EU-Kommission zwingt Telekom zu Call-by-Call im Or


Thema
abonnieren
Beiträge: 2
Zugriffe: 331 / Heute: 1
DeathBull:

EU-Kommission zwingt Telekom zu Call-by-Call im Or

 
04.07.01 12:15
EU-Kommission zwingt Telekom zu Call-by-Call im Ortsnetz
Mittwoch, den
04.07.01 12:06  

    aus den Bereichen Politik, Telcos      


Wird der Traum vom Ende des Telekom-Monopols im Ortsnetz bald Realität? Fast scheint es so, denn entgegen dem Wiederstand von Bundesregierung und Regulierungsbehörde (Onlinekosten.de berichtete), sorgt nun die EU-Kommission mit der Androhung eines Vertragsverletzungsverfahren für Handlungsbedarf in Deutschland. Das zumindest berichtet das Magazin "DIE TELEBÖRSE" in seiner neusten Ausgabe.

Wie es weiter heisst, habe sich die Bundesregierung am 15. Juni in einer offiziellen "Mitteilung an die Kommission der Europäischen Gemeinschaft" verpflichtet, bis Ende nächsten Jahres die "Voraussetzungen für die Betreiberauswahl für lokale Verbindungen zu schaffen". Handlungsbedarf war hier auch zwingend notwendig, denn momentan ist es günstiger Ferngespräche innerhalb Deutschlands zu führen, als ein normales Ortsgespräch.

Mit stolzen 4,80 Mark schlägt beispielsweise ein einstündiges Ortsgespräch in der Zeit zwischen 9 und 18 Uhr zu Buche, was umgerechnet einem Minutenpreis von 8 Pfennigen entspricht. Beim billigsten Telekom-Mitbewerber Teledump ist jedoch ein Ferngespräch innerhalb Deutschlands schon für 5,5 Pfennig pro Minute möglich, beim aktuellen Sonderangebot von 01051 sind es sogar nur 5 Pfennig.

Den Kunden wird die Anordnung aus Brüssel freuen, denn er darf auf sinkende Preise hoffen, während Bundesregierung und Telekom zähneknirschend handeln müssen. Man darf jedoch gespannt sein, wie der rosa Riese und sein Hauptaktionär das Thema angehen werden, denn wer glaubt schon wirklich daran, dass die Telekom etwas freiwillig wieder abgibt, was sie sich mit allerlei raffinierten Winkelzügen und politischer Billigung angeeignet hat?

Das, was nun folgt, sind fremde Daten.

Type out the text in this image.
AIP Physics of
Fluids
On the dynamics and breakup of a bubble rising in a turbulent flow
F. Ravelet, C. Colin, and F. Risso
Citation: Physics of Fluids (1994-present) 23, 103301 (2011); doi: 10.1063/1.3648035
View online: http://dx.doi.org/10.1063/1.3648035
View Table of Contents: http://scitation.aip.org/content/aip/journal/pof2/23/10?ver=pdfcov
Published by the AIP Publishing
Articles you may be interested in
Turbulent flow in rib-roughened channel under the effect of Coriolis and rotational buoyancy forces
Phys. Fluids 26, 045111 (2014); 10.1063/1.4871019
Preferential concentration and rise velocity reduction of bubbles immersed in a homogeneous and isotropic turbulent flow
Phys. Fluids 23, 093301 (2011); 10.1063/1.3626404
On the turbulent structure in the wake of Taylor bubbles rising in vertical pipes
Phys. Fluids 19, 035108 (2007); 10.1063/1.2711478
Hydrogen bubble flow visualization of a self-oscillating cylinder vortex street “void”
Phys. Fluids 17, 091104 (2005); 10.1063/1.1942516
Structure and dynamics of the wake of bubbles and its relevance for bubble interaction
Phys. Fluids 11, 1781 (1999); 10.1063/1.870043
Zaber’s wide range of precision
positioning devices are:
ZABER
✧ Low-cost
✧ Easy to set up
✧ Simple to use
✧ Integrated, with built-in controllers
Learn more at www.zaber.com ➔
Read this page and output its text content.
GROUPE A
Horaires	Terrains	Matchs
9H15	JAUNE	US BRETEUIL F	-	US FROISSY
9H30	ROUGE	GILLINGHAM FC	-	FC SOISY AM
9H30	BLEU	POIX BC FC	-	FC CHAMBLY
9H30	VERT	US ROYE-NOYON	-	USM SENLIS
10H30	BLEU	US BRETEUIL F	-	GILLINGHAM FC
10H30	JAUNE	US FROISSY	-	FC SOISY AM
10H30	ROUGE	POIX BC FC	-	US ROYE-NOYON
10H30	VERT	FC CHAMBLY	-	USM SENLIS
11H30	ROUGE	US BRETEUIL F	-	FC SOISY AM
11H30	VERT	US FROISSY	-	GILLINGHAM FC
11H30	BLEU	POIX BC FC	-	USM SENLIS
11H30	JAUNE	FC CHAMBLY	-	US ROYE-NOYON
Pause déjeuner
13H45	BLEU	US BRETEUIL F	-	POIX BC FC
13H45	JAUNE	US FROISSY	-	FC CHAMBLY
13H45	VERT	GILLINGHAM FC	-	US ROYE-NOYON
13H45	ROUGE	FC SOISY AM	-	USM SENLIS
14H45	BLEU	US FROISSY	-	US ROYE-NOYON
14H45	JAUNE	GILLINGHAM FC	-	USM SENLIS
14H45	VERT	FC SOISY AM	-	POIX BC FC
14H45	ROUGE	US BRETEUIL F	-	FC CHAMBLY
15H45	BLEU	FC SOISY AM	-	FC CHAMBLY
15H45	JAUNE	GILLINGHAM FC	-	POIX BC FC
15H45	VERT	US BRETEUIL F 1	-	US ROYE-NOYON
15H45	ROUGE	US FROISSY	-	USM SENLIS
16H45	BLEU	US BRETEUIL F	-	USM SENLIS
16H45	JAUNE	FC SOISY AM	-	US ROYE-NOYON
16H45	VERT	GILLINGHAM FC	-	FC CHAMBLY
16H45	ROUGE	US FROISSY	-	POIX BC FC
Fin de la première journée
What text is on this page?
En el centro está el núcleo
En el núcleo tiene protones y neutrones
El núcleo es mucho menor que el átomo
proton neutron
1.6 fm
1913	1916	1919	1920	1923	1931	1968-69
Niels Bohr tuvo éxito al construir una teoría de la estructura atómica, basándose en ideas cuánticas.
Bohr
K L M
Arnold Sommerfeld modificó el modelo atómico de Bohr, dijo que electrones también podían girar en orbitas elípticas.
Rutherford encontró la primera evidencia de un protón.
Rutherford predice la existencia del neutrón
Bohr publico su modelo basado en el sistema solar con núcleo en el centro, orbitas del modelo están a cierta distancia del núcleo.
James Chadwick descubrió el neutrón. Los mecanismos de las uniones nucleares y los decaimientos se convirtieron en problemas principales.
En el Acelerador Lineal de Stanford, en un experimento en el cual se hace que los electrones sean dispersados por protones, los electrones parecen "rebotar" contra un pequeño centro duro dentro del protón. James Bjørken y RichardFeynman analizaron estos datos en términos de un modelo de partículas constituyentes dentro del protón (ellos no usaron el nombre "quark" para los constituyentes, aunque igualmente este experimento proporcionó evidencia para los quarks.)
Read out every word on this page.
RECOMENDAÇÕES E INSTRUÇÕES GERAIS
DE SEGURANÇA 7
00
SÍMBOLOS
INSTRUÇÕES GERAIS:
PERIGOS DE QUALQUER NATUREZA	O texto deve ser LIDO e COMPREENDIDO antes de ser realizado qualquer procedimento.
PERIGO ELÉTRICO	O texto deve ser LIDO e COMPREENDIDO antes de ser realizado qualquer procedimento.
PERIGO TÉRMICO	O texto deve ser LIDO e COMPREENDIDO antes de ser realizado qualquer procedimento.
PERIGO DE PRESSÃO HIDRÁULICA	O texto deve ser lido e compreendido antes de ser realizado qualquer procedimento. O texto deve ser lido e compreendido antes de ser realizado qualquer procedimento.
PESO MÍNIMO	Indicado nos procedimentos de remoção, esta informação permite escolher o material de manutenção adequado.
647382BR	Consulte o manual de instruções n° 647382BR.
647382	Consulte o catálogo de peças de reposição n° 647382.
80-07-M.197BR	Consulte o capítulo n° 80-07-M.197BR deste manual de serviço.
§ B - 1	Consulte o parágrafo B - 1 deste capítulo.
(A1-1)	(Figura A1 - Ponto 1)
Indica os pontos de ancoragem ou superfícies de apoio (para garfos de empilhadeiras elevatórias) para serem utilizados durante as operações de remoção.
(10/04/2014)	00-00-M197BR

QUELLE : Onlinekosten.de (die Bildzeitung der Telekom-Hasser :)


Antworten
tom68:

Grosshandelsflatrate der Telekom zu teuer

 
04.07.01 15:38
AOL-Studie beweist: Grosshandelsflatrate der Telekom zu teuer
Dienstag, den
03.07.01 15:21  

aus den Bereichen Flatrates, Internet / WWW, Politik, Provider, Telcos  


AOL-Studie deckt reale Kosten auf

AOL bringt sich in Bezug auf die Grosshandelsflatrate wieder einmal in Erinnerung. Der Online-Dienst stellte gestern in Berlin eine Studie vor, mit der nachgewiesen werden soll, dass das momentane Angebot der Deutschen Telekom für eine Grosshandelsflatrate zu teuer ist. Es gehe der Telekom lediglich darum Geld zu verdienen, bzw. es Mitbewerbern unmöglich zu machen, eine eigene Flatrate anzubieten.

AOL behauptet wohl völlig zu recht in dem Papier, dass die Telekom auch dann noch kostendeckend den Tarif anbieten könnte, wenn nur die Hälfe der monatlichen 4800 Mark verlangt würden. Ohne eine Preissenkung sei es für andere Internet-Provider unmöglich, einen eigenen schmalbandigen Pauschaltarif kostendeckend anzubieten. Bekanntlich bietet die Telekom den Mitbewerbern an, für 4800 Mark pro Monat einen Primärmultiplexanschluss mit 30 B-Kanälen und insgesamt knapp 2 MBit/s Bandbreite anzumieten.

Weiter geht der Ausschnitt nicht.